As COVID-19 reshaped the need for real estate like hotels and offices, some cities and nonprofits have turned to revamping those spaces to meet housing needs.

Hotels and motels struggled in the wake of COVID-19, and that meant they were cheaper for those organizations to purchase. In California, officials have helped convert sites across the state, mostly hotels, into over 5,900 units for low-income renters and people experiencing homelessness. 

In Charlotte, Roof Above transformed an 88-unit former Quality Inn on Clanton Road into permanent housing for people experiencing chronic homelessness, now called SECU The Rise on Clanton. 

Mecklenburg County is using $13.6 million in American Rescue Plan Act funding to renovate an 80-unit hotel into housing for residents 55 and older experiencing homelessness.

  • Pelletier says the first residents will start moving in this summer. 

Trying not to lose ground

Preserving naturally occurring affordable housing can’t be the only solution to the crisis, because it doesn’t actually create new units. But it does prevent our deficit from growing further.

  • Charlotte lost 36,000 low-cost rental units between 2015 and 2020, per data shared during a committee meeting of A Home for All, a strategy leaders in the area are working on to address homelessness. 

Plus, Ethridge says unlike new construction, the cost of purchasing naturally occurring affordable housing complexes has declined by about 20%. Because of higher interest rates, there’s less cash flow for owners after paying the mortgage. 

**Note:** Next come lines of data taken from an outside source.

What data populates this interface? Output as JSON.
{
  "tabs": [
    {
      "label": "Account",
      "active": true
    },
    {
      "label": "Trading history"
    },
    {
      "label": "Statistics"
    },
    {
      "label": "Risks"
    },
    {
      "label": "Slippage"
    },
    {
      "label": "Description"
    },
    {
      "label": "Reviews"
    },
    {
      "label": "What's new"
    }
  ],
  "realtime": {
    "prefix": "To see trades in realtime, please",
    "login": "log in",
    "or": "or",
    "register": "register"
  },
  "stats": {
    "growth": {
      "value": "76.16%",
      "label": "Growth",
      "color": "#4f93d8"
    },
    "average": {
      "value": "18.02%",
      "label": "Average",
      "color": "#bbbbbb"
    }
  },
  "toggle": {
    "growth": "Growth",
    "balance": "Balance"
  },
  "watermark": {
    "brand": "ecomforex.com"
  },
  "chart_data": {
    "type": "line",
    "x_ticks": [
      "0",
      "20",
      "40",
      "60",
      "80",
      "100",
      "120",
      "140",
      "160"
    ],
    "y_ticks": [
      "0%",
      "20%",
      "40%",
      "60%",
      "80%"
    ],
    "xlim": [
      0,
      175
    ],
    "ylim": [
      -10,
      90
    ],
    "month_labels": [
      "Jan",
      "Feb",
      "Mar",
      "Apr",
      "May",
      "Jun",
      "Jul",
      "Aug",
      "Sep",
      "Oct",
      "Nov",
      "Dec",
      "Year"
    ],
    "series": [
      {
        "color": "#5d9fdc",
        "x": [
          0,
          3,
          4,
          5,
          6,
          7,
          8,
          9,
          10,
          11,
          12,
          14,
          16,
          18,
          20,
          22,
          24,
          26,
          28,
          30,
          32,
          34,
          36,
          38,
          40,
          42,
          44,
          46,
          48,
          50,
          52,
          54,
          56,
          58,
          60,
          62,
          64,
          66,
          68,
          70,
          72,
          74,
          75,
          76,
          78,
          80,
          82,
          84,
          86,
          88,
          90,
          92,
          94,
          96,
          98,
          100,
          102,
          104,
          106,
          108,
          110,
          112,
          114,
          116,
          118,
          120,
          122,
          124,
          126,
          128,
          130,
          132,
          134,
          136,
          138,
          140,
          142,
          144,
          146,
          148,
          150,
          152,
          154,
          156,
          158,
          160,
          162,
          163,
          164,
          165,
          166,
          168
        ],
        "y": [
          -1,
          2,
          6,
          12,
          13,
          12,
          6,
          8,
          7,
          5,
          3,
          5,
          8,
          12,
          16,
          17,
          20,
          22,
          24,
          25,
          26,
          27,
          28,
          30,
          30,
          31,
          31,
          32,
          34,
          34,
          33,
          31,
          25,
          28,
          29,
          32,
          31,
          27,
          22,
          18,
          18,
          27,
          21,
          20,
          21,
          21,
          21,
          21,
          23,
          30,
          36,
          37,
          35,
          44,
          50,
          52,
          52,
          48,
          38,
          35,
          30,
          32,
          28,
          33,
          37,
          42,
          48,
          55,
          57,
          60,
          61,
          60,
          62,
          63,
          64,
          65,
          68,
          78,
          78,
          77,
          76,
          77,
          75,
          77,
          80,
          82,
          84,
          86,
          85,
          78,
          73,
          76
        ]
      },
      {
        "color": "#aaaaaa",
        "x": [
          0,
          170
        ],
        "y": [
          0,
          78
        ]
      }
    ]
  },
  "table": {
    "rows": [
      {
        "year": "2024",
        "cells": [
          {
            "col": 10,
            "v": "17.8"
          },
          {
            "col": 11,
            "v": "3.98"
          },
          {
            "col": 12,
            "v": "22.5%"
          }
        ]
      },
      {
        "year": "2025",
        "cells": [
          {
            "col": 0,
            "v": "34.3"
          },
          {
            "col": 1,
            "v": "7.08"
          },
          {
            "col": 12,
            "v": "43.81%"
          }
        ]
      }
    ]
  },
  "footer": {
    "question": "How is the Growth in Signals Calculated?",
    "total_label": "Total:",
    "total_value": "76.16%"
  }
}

On the one hand, that’s an opportunity for affordable developers to acquire those properties. The first round of the Housing Impact Fund rehabbed just over 800 apartments, and has raised over $40 million so far in its second round.

But he says there are far fewer housing communities that remain affordable than there were five or six years ago. 

The data are clear: we can’t build new units fast enough to solve the affordable housing crisis anytime soon. We need a combination of strategies, from vouchers to adaptive reuse, to make a meaningful dent in our lifetimes.